Large size particles (about 2µm) and small size particles (<1µm) were observed. By the EDX analysis it was determined that the large size particle was Fe rich oxide with Ni and small size particle was Cr rich oxide with Fe.

(b) TiO2 deposited specimen by chemical injection

33µg/cm2 TiO2 was deposited on the specimen. The fine TiO2 particles were uniformly deposited on the surface as well as the spray coated specimen. Compared with the spray coating, TiO2 deposition by the chemical injection method seemed to be thinner for the sample but the particles were distributed well on and among the oxides.

(a) TiO2 untreated specimen
Large and small size oxides exist.
(b) TiO2 treated specimen
by chemical injection method
Fig.4 SEM observation of the surface the Type 304 stainless steel specimens after prefilming in simulating HWC condition for 500 hours and TiO2 treatment

Figure 5 shows the ECP behaviors of the rutile/anatase mixture TiO2 treated 316L stainless and alloy 600 in NWC reactor water after 2100 hours of reactor water exposure in 1100MWe plant [4]. The rutile/anatase mixture type TiO2 treatment specimen showed ECP reduction under UV irradiation.



Fig.5 ECP behaviour of TiO2 (rutile/anatase mixture)-treated 316L SS and Alloy 600 in NWC reactor water, after 2100 hours of exposure


In-core and out-of-core ECP measurements of TiO2 treated materials were performed during reactor operation in the Halden reactor [5]. ECP were measured by Fe/Fe3O4 and Pt electrodes as a reference electrode. Test loop was prefilmed at 288 C with 10 ppm dissolved oxygen for 10 days. The reactor was operated at full power (15MW) during the ECP measurement tests. Fig.6 shows ECP measurement results of in-core and out-of-core stainless in the Halden reactor loop. The in-core ECP showed the SCC mitigation potential even in oxygenated condition in reactor position where the Cherenkov radiation was expected.

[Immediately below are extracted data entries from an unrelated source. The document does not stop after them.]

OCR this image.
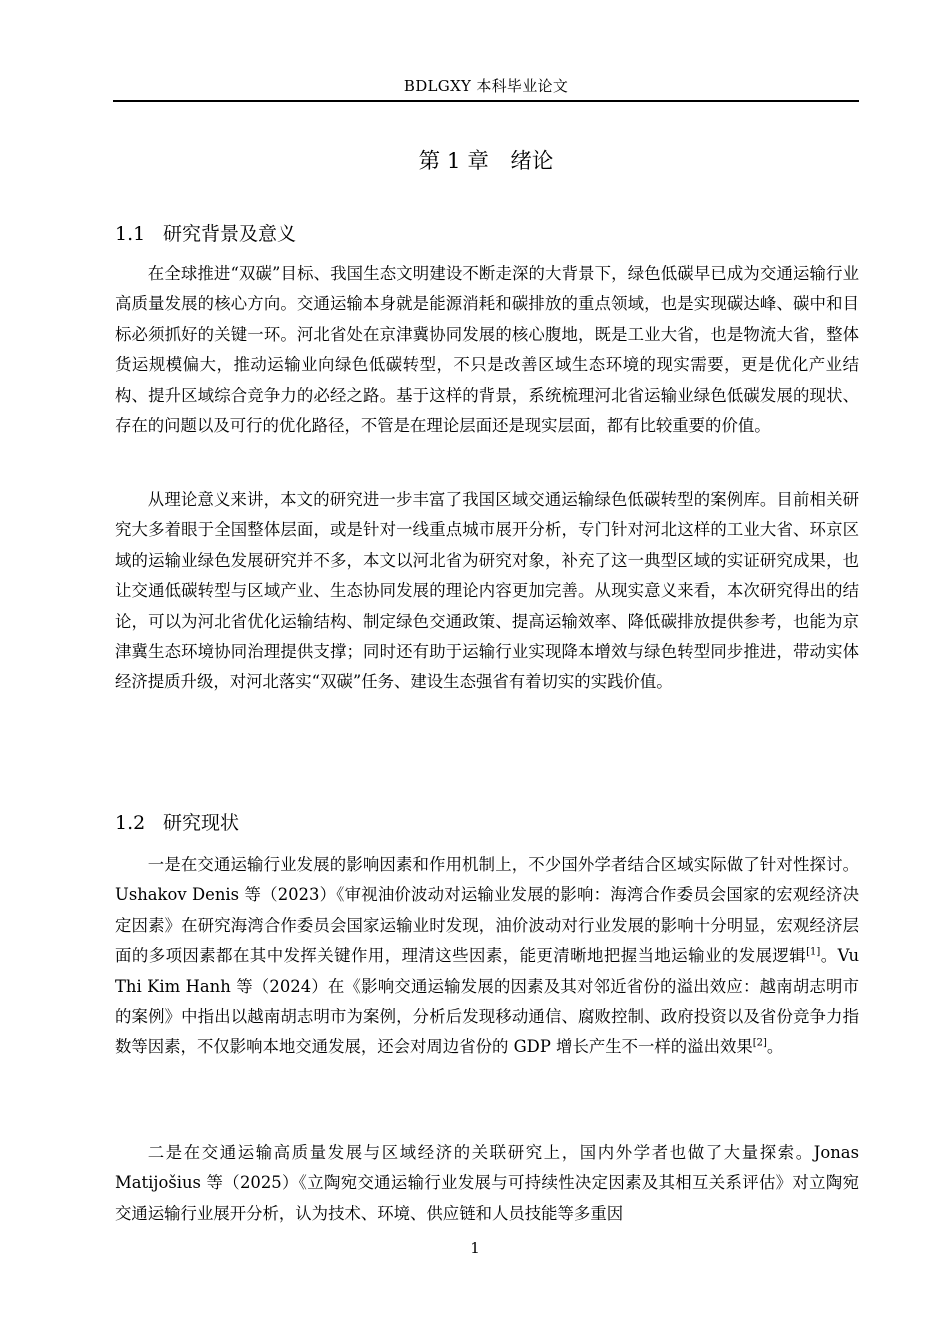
BDLGXY 本科毕业论文
第 1 章　绪论
1.1 研究背景及意义

在全球推进“双碳”目标、我国生态文明建设不断走深的大背景下，绿色低碳早已成为交通运输行业高质量发展的核心方向。交通运输本身就是能源消耗和碳排放的重点领域，也是实现碳达峰、碳中和目标必须抓好的关键一环。河北省处在京津冀协同发展的核心腹地，既是工业大省，也是物流大省，整体货运规模偏大，推动运输业向绿色低碳转型，不只是改善区域生态环境的现实需要，更是优化产业结构、提升区域综合竞争力的必经之路。基于这样的背景，系统梳理河北省运输业绿色低碳发展的现状、存在的问题以及可行的优化路径，不管是在理论层面还是现实层面，都有比较重要的价值。

从理论意义来讲，本文的研究进一步丰富了我国区域交通运输绿色低碳转型的案例库。目前相关研究大多着眼于全国整体层面，或是针对一线重点城市展开分析，专门针对河北这样的工业大省、环京区域的运输业绿色发展研究并不多，本文以河北省为研究对象，补充了这一典型区域的实证研究成果，也让交通低碳转型与区域产业、生态协同发展的理论内容更加完善。从现实意义来看，本次研究得出的结论，可以为河北省优化运输结构、制定绿色交通政策、提高运输效率、降低碳排放提供参考，也能为京津冀生态环境协同治理提供支撑；同时还有助于运输行业实现降本增效与绿色转型同步推进，带动实体经济提质升级，对河北落实“双碳”任务、建设生态强省有着切实的实践价值。

1.2 研究现状

一是在交通运输行业发展的影响因素和作用机制上，不少国外学者结合区域实际做了针对性探讨。Ushakov Denis 等（2023）《审视油价波动对运输业发展的影响：海湾合作委员会国家的宏观经济决定因素》在研究海湾合作委员会国家运输业时发现，油价波动对行业发展的影响十分明显，宏观经济层面的多项因素都在其中发挥关键作用，理清这些因素，能更清晰地把握当地运输业的发展逻辑[1]。Vu Thi Kim Hanh 等（2024）在《影响交通运输发展的因素及其对邻近省份的溢出效应：越南胡志明市的案例》中指出以越南胡志明市为案例，分析后发现移动通信、腐败控制、政府投资以及省份竞争力指数等因素，不仅影响本地交通发展，还会对周边省份的 GDP 增长产生不一样的溢出效果[2]。

二是在交通运输高质量发展与区域经济的关联研究上，国内外学者也做了大量探索。Jonas Matijošius 等（2025）《立陶宛交通运输行业发展与可持续性决定因素及其相互关系评估》对立陶宛交通运输行业展开分析，认为技术、环境、供应链和人员技能等多重因

1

Fig.6 ECP measurement results of in-core and out-of-core stainless in the Halden reactor loop

5. Examples of Application

TiO2 injection was performed successfully at Fukushima 2 unit 1 in June 2010. TiO2 solution was injected into both of RHR piping during shutdown at around 150°C (Fig.1).

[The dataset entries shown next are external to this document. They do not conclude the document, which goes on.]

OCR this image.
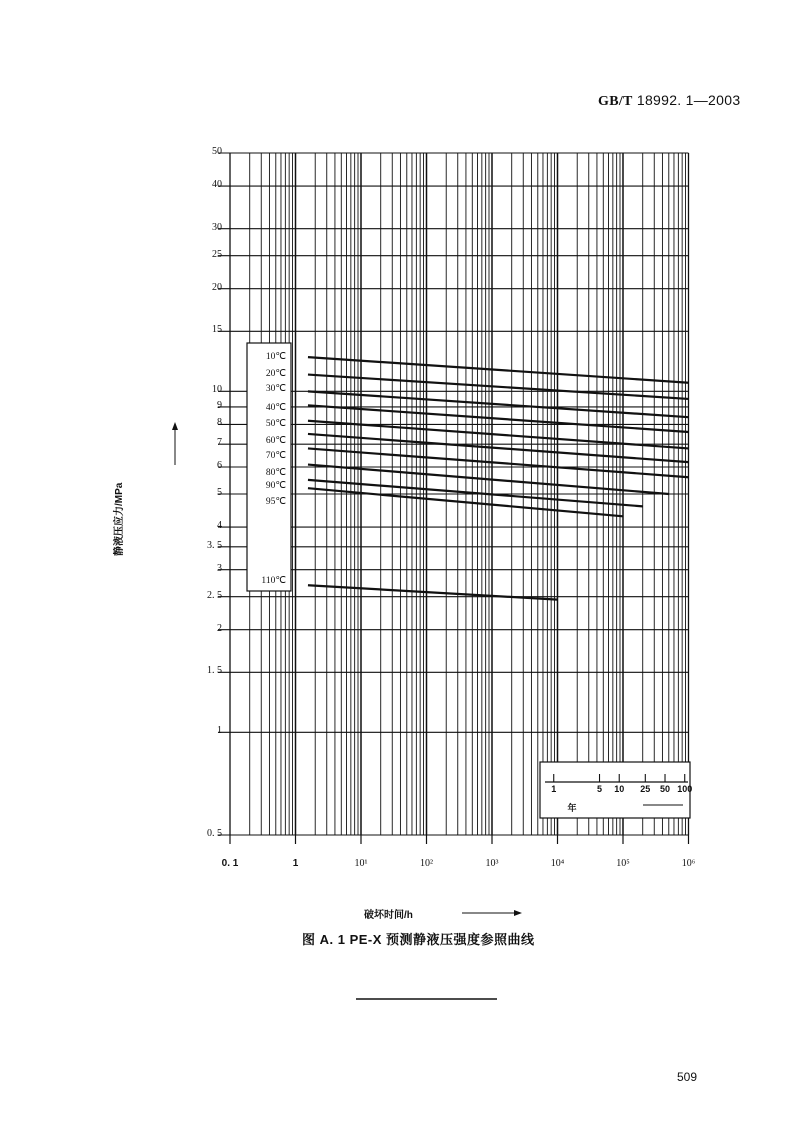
GB/T 18992. 1—2003
50
40
30
25
20
15
10
9
8
7
6
5
4
3. 5
3
2. 5
2
1. 5
1
0. 5
0. 1	1	10¹	10²	10³	10⁴	10⁵	10⁶
10℃
20℃
30℃
40℃
50℃
60℃
70℃
80℃
90℃
95℃
110℃
1	5 10 25 50 100
年
静液压应力/MPa
破坏时间/h
图 A. 1 PE-X 预测静液压强度参照曲线
509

TiO2 on-line injection (in operation) method will be developed soon.

6. Reference
  1. [1] Y.Ishii et. al, "The Effect of TiO2 on corrosion Behavior of Zircaloy-2 Fuel Cladding" 2005 Water Reactor Fuel Performance Meeting, AESJ, October 2-6, 2005, Kyoto, Japan.
  2. [2]K.Takamori et. al, "Corrosion Mitigation of BWR Structural Materials by the Photoelectric Method with TiO2 - A SCC Mitigation Technique and its Feasibility Evaluation -," 12th International Conference on Environmental Degradation of Materials in Nuclear Power Systems-Water Reactors, TMS 2005.
  3. [3]Y.Fukaya, "Photoelectrical Protection of Stainless Alloys in BWR Primary Coolant Environment", 10th International Conference on Environmental Degradation of Materials in Nuclear Power Systems-Water Reactors, NACE 2001.
  4. [4]K.Takamori et. al, "Development of BWR Components SCC Mitigation Method by The TiO2 Treating Technique", 13th International Conference on Environmental Degradation of Materials in Nuclear Power Systems-Water Reactors, TMS 2007.
  5. [5]J.Suzuki et. al, "Development of SCC Mitigation Method in BWR Plant by TiO2 Technique", 15th International Conference on Nuclear Engineering, April 22-26, 2007, Nagoya, Japan.